Mr Giuliani had been named by transition officials as one of the contenders to be the nation's top diplomat, but has decided to remain in the private sector, according to a statement Friday from Mr Trump's transition office. He withdrew from consideration during a meeting with Mr Trump on Nov 29, the statement said.
"Rudy would have been an outstanding member of the Cabinet in several roles, but I fully respect and understand his reasons for remaining in the private sector," Mr Trump said in the statement.
Mr Trump is still considering options for his secretary of state, pondering a list that has been described as contracting and expanding repeatedly over the last few weeks.

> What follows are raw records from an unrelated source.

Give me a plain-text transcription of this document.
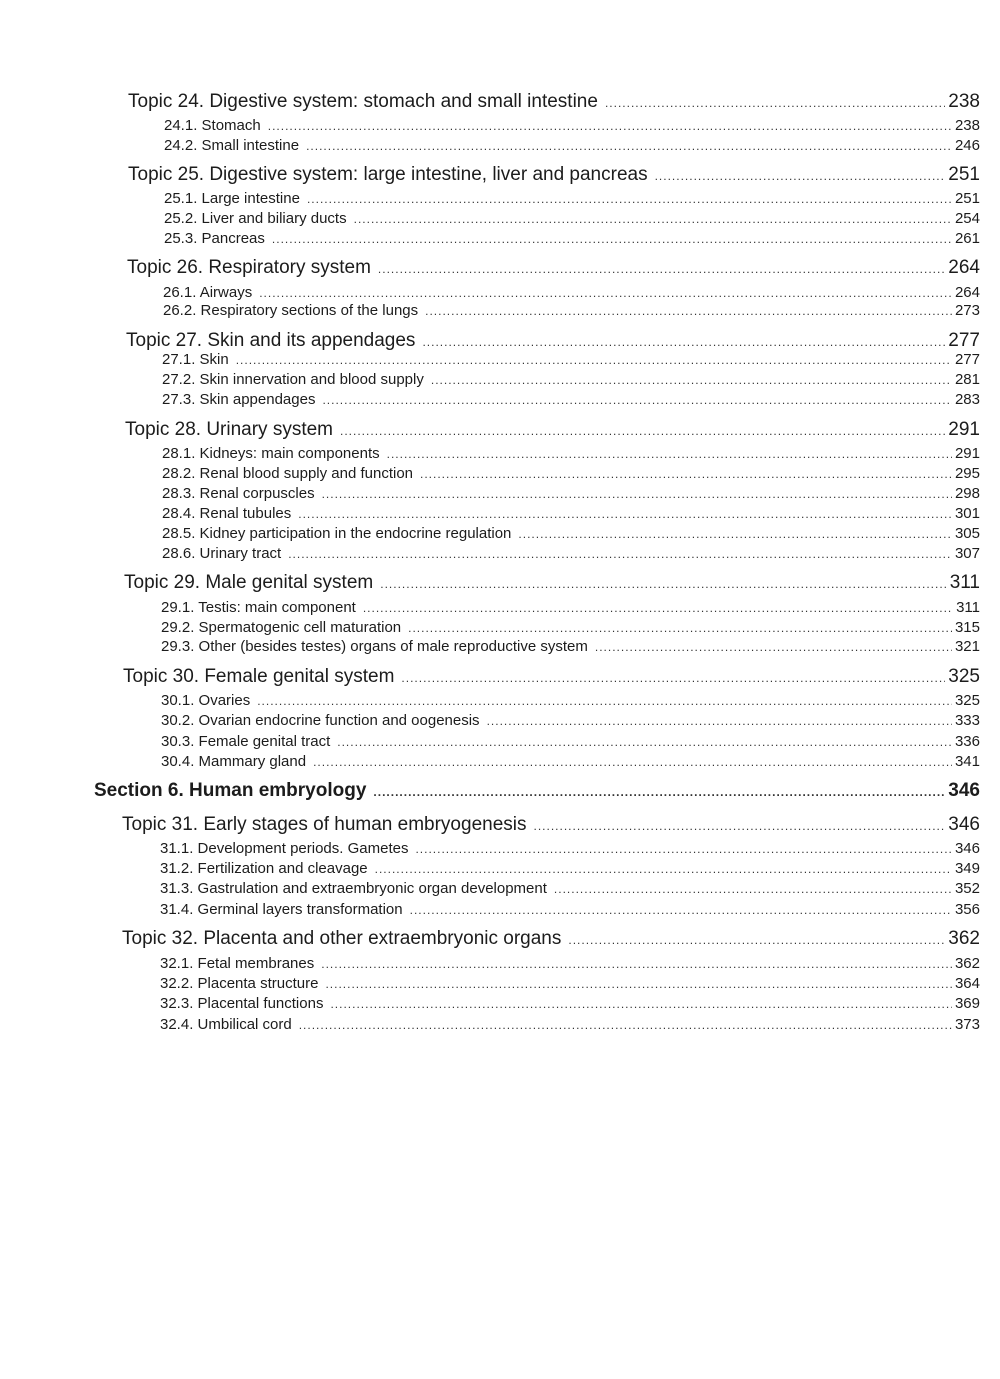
Topic 24. Digestive system: stomach and small intestine .....	238
24.1. Stomach .....	238
24.2. Small intestine .....	246
Topic 25. Digestive system: large intestine, liver and pancreas .....	251
25.1. Large intestine .....	251
25.2. Liver and biliary ducts .....	254
25.3. Pancreas .....	261
Topic 26. Respiratory system .....	264
26.1. Airways .....	264
26.2. Respiratory sections of the lungs .....	273
Topic 27. Skin and its appendages .....	277
27.1. Skin .....	277
27.2. Skin innervation and blood supply .....	281
27.3. Skin appendages .....	283
Topic 28. Urinary system .....	291
28.1. Kidneys: main components .....	291
28.2. Renal blood supply and function .....	295
28.3. Renal corpuscles .....	298
28.4. Renal tubules .....	301
28.5. Kidney participation in the endocrine regulation .....	305
28.6. Urinary tract .....	307
Topic 29. Male genital system .....	311
29.1. Testis: main component .....	311
29.2. Spermatogenic cell maturation .....	315
29.3. Other (besides testes) organs of male reproductive system .....	321
Topic 30. Female genital system .....	325
30.1. Ovaries .....	325
30.2. Ovarian endocrine function and oogenesis .....	333
30.3. Female genital tract .....	336
30.4. Mammary gland .....	341
Section 6. Human embryology .....	346
Topic 31. Early stages of human embryogenesis .....	346
31.1. Development periods. Gametes .....	346
31.2. Fertilization and cleavage .....	349
31.3. Gastrulation and extraembryonic organ development .....	352
31.4. Germinal layers transformation .....	356
Topic 32. Placenta and other extraembryonic organs .....	362
32.1. Fetal membranes .....	362
32.2. Placenta structure .....	364
32.3. Placental functions .....	369
32.4. Umbilical cord .....	373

Kellyanne Conway, a top Trump adviser, said on Fox News Friday that the list currently includes "a very diverse group."
She mentioned Alan Mulally, the former chief executive officer of Ford Motor, Exxon Mobil CEO Rex Tillerson, former Republican presidential nominee Mitt Romney, former CIA director David Petraeus, Senate Foreign relations committee chairman Bob Corker, former US ambassador to the United Nations John Bolton, and representative Dana Rohrabacher, a California Republican.
She also said "Mayor Giuliani is still in the mix," an assertion at odds with the announcement that he took himself out of the running earlier.
In New York City, Mr Giuliani gained praise for overseeing a drop in violent crime and for his handling of the Sept 11 attacks - earning the nickname "America's Mayor" - but he left office with a reputation as one of the most divisive chief executives in the city's history.
Mr Trump had few more loyal - and combative - allies throughout his presidential campaign than the 72-year-old former mayor and federal prosecutor.
Mr Giuliani vouched for Mr Trump in the face of sexual-misconduct allegations, saying they didn't ring true; criticised the Iran nuclear deal; and backed Mr Trump's claims that President Barack Obama founded Islamic State.
Critics raised questions about how Mr Giuliani's fiery temperament would fit the role of a diplomat. Senator Rand Paul, a Republican on the Foreign Relations Committee who's wary of foreign entanglements, raised concern about the former mayor's work for foreign governments and companies and his history of giving paid speeches after he left the New York mayor's office in December 2001.
Reince Priebus, who will serve as Mr Trump's White House chief of staff, said in the transition office's statement that the former mayor "was vetted by our team for any possible conflicts and passed with flying colours."